The spirit is warmth, curiosity, and a deep sense of belonging. BGLV exists at this intersection of Blackness, femininity, and vinyl culture — a space that didn’t really exist in this way before we made it. What moves me most is that women show up and immediately feel like, oh, this was always for me. Personally, the success means that the instinct I had in 2018 that this story needed to be told and held was right. That matters. But more than milestones, it’s the moments of a member inheriting her grandparents’ records and building a collection from that, or a first-time collector buying her first pressing with confidence. That’s the heartbeat of it.
Why do you think spaces like BGLV and Vinylettes are so important within vinyl culture and the wider music industry?
The default story of vinyl culture has historically centered a very specific kind of collector and it’s left a lot of people out of the narrative. Black women have always loved music deeply, have always been record buyers, have always been in the crates. BGLV and Vinylettes exist to make women visible and to give those collectors community and context. In the wider industry, representation behind the scenes in publishing, at labels, and even in vinyl industry roles and conversations still has some ways to go. Spaces like ours pipeline the next generation of industry professionals while also saying your taste, your knowledge, your collection matters.

How has your own relationship with vinyl changed since launching BGLV?
It’s gotten more intentional and more reverent. I used to dig mostly by feel of what catches my eye and what calls to me. Now I dig with an archivist’s eye too. I’m thinking about documentation, about which records tell an undertold story, about what deserves to be preserved and shared. There’s also just more responsibility to it. When you’re building a platform around vinyl culture, every record you hold is a potential entry point into someone else’s history. I love that weight.
Are you still crate digging as much as before, any recent standout finds?
Always! It’s a non-negotiable for me, though the intention has shifted. Recently I’ve been particularly drawn to spoken word and poetry records by Black women. The Folkways catalog has been a treasure for that. I’ve also been deep in gospel records, working on completing my Lonnie Liston Smith collection (almost there), and supporting Hip-Hop records in this moment too. Those finds remind me why this work matters.

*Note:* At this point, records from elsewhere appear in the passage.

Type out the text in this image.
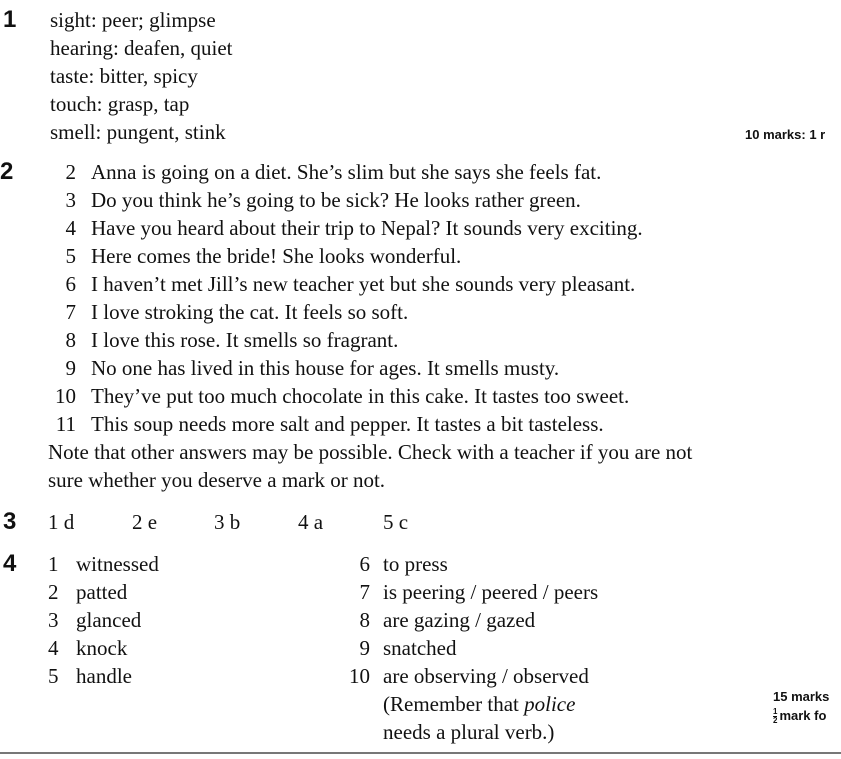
1 sight: peer; glimpse
hearing: deafen, quiet
taste: bitter, spicy
touch: grasp, tap
smell: pungent, stink	10 marks: 1 r
2	2 Anna is going on a diet. She’s slim but she says she feels fat.
3 Do you think he’s going to be sick? He looks rather green.
4 Have you heard about their trip to Nepal? It sounds very exciting.
5 Here comes the bride! She looks wonderful.
6 I haven’t met Jill’s new teacher yet but she sounds very pleasant.
7 I love stroking the cat. It feels so soft.
8 I love this rose. It smells so fragrant.
9 No one has lived in this house for ages. It smells musty.
10 They’ve put too much chocolate in this cake. It tastes too sweet.
11 This soup needs more salt and pepper. It tastes a bit tasteless.
Note that other answers may be possible. Check with a teacher if you are not
sure whether you deserve a mark or not.
3 1 d	2 e	3 b	4 a	5 c
4 1 witnessed
2 patted
3 glanced
4 knock
5 handle
6 to press
7 is peering / peered / peers
8 are gazing / gazed
9 snatched
10 are observing / observed
(Remember that police
needs a plural verb.)
15 marks
$\frac{1}{2}$ mark fo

What’s your vision for the future of BGLV? Are there any upcoming projects, events, or collaborations we should know about?
The long-term vision is something I always plan for, and I want the work we’re doing now to reflect that foundation. As far as what’s coming — I have some really exciting things in motion, and I’m being tender and holding them with deep care to seeing them all unfold. What I’ll say is, stay on the lookout and subscribe to the newsletter. That’s where all our exclusives drop first and we do special events just for subscribers. That’s the place to be.
What are your current “desert island discs” — have they changed since 2019?
Some anchors stay forever and certain records just live in my bones!! But my list has deepened. My entire Lonnie Liston Smith collection, because his music has honestly saved my life since the beginning of this record collecting journey. My Sade box set, because her voice and the band feels like they were recorded just for you. And the records I’ve inherited from my grandfather because those truly reflect identity and lineage for me. Those are the ones that remind me why analog matters.

Which artists are you loving right now and think deserve more attention?
I stay pretty rooted in catalog, but I pay close attention to artists making work with that same timeless, embodied quality. I’d rather not name-drop a list, but I’d just say to follow people who are making music that feels like it was made for listening, not just streaming. The artists I gravitate toward tend to be quieter voices of singers, writers, composers, producers whose work doesn’t rely on spectacle. If it sounds like something you’d want on vinyl, that’s my cue.